A large building housing a drapery business constructed on Cowan's property at the corner of the Municipal Buildings was badly damaged and was demolished, leaving the blank brick corner area still known as "Cowan's Corner". This was later set as a garden for the blind.
The original blank brick of Cowans Corner was covered in 2008 as part of the continuing work to improve the look of the town centre.

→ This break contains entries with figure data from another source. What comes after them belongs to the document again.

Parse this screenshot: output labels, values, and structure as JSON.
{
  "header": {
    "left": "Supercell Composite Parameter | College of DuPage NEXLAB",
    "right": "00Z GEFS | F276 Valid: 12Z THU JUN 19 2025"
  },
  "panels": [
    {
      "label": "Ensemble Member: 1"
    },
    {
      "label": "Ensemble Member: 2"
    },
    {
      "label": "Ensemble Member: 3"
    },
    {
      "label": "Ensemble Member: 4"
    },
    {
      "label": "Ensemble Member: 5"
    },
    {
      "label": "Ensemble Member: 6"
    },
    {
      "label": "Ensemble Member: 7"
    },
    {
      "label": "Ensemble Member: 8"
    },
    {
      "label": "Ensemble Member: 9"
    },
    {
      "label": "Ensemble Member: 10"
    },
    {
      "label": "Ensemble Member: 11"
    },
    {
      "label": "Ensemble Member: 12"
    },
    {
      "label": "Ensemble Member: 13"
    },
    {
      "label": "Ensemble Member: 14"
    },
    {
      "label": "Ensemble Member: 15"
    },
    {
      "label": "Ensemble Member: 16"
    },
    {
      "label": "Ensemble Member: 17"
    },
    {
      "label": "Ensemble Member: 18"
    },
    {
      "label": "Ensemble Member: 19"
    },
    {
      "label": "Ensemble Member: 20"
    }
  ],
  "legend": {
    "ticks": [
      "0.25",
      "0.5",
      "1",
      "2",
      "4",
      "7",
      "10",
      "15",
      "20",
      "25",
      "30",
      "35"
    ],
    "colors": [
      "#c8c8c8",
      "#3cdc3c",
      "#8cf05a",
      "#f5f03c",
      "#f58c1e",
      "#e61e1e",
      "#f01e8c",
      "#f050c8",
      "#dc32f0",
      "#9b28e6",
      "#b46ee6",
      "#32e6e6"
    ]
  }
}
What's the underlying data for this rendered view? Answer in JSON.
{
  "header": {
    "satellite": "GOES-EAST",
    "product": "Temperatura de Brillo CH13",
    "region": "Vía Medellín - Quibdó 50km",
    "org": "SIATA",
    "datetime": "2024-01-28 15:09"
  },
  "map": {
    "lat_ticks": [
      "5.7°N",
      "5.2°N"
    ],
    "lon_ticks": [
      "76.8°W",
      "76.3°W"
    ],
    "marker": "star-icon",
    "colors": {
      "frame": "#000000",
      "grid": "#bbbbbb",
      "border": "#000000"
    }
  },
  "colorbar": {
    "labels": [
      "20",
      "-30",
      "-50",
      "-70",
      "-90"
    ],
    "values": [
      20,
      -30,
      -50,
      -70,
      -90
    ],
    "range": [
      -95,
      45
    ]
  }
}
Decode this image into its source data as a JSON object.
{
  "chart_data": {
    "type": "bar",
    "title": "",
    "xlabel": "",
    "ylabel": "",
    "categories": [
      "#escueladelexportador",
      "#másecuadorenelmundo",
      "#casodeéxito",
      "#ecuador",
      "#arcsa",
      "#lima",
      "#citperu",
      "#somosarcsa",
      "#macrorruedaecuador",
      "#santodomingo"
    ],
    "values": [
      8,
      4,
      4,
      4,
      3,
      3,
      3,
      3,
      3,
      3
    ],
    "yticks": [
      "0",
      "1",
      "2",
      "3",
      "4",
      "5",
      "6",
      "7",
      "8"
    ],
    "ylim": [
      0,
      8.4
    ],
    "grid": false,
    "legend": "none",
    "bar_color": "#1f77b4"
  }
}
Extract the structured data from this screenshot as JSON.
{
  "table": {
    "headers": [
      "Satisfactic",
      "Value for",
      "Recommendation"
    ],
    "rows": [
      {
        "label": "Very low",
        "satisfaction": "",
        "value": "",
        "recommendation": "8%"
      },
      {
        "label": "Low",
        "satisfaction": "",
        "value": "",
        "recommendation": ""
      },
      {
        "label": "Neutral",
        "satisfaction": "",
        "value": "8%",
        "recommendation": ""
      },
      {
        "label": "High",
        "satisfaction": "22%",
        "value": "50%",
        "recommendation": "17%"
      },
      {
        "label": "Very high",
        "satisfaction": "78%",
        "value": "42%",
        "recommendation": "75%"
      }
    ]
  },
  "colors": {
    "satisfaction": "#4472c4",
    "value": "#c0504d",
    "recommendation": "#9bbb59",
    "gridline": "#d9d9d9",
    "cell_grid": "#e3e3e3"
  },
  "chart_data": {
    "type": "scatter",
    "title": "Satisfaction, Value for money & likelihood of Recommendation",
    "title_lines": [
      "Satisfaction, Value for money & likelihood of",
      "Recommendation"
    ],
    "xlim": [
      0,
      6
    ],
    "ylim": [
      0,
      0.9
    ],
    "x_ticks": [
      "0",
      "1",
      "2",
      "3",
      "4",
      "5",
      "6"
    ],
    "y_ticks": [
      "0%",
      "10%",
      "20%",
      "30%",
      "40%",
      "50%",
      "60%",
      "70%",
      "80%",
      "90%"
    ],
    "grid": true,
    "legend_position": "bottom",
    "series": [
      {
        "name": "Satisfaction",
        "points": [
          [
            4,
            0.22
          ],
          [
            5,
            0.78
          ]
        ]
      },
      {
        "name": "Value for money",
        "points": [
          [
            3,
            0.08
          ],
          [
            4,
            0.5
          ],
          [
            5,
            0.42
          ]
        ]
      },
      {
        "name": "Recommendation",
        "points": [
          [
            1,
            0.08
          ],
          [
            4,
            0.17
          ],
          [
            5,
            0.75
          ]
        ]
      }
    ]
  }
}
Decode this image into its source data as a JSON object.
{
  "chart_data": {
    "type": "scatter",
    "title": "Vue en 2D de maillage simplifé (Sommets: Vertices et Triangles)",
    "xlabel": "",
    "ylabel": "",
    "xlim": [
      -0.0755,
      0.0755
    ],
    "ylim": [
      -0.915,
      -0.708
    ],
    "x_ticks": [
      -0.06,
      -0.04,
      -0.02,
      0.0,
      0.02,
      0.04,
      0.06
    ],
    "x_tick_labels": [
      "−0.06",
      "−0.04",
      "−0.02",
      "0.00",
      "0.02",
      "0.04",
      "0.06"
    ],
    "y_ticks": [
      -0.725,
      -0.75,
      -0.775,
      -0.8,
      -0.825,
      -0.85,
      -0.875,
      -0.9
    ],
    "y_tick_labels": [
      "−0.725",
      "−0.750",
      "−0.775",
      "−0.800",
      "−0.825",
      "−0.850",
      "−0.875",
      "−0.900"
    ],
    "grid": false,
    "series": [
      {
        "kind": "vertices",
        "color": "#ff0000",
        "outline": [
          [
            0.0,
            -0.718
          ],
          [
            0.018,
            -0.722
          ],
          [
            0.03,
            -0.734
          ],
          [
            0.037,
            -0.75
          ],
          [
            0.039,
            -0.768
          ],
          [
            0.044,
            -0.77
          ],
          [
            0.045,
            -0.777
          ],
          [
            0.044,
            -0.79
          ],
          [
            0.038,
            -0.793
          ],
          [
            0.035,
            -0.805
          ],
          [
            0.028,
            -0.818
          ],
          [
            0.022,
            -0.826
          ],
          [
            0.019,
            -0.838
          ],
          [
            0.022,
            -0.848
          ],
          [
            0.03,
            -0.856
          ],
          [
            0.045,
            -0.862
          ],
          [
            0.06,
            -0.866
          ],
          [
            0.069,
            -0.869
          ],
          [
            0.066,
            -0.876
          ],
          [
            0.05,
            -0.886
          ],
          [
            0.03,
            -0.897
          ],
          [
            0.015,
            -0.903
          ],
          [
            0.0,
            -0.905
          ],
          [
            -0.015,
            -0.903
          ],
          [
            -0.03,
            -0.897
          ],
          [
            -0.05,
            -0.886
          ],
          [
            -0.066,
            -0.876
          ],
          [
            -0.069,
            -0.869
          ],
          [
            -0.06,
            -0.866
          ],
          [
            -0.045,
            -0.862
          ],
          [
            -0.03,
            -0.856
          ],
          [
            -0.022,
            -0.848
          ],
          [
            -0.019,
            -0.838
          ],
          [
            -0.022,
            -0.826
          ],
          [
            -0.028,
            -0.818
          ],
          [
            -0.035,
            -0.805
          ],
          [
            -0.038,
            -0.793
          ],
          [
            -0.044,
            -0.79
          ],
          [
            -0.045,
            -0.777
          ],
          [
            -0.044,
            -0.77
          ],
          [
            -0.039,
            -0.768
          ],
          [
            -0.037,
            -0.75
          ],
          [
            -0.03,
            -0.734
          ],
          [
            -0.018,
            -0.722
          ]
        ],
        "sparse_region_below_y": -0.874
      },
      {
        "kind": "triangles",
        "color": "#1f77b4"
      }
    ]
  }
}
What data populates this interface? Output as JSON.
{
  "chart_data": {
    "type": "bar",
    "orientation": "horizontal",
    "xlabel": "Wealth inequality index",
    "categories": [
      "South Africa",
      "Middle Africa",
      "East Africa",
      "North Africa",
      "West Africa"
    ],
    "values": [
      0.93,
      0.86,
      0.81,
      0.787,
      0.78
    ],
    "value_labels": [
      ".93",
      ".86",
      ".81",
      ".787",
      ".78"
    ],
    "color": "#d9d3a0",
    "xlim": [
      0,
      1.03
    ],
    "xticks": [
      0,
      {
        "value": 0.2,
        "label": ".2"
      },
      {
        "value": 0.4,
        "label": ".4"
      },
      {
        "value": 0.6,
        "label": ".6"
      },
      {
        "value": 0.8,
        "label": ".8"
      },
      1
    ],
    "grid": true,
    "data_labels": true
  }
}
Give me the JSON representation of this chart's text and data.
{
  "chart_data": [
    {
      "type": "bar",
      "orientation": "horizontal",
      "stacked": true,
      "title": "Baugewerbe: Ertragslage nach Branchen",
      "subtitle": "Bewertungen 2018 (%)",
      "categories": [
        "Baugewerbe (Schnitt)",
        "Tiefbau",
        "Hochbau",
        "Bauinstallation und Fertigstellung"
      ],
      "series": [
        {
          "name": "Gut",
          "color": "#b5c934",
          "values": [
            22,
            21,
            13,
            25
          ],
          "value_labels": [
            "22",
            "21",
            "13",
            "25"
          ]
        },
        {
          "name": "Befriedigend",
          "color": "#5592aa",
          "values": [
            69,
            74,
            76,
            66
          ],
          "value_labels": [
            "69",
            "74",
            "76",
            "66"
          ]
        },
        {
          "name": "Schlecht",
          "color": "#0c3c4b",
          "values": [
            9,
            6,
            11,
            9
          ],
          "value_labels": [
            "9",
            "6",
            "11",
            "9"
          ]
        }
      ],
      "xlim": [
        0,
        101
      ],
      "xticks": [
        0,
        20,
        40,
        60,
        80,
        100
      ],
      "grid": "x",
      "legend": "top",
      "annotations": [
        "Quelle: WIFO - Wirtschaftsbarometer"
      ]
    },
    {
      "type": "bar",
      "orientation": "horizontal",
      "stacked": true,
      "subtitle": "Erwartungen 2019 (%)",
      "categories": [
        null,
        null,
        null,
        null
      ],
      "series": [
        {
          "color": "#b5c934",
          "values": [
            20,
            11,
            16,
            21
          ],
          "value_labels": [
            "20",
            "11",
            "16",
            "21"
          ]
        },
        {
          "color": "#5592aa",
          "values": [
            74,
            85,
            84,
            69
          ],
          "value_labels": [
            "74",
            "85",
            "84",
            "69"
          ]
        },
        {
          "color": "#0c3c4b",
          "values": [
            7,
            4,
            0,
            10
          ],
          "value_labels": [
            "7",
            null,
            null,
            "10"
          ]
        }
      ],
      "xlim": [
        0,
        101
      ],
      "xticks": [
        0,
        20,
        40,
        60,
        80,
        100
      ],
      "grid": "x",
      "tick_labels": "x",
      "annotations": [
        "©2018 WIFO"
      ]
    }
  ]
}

Greenock thrived in the post-war years but as the heavy industries declined in the 1970s and 1980s unemployment became a major problem, and it has only been in the last ten years with reinvestment and the redevelopment of large sections of the town that the local economy has started to revive. Tourism has appeared as an unexpected bonus with the development of the Clydeport Container Terminal as an Ocean Terminal for cruise ships crossing the Atlantic. Students who do not travel further afield for study often attend the James Watt College of Further and Higher Education.
Greenock reached its population peak in 1921 (81,123) and was once the sixth largest town in Scotland.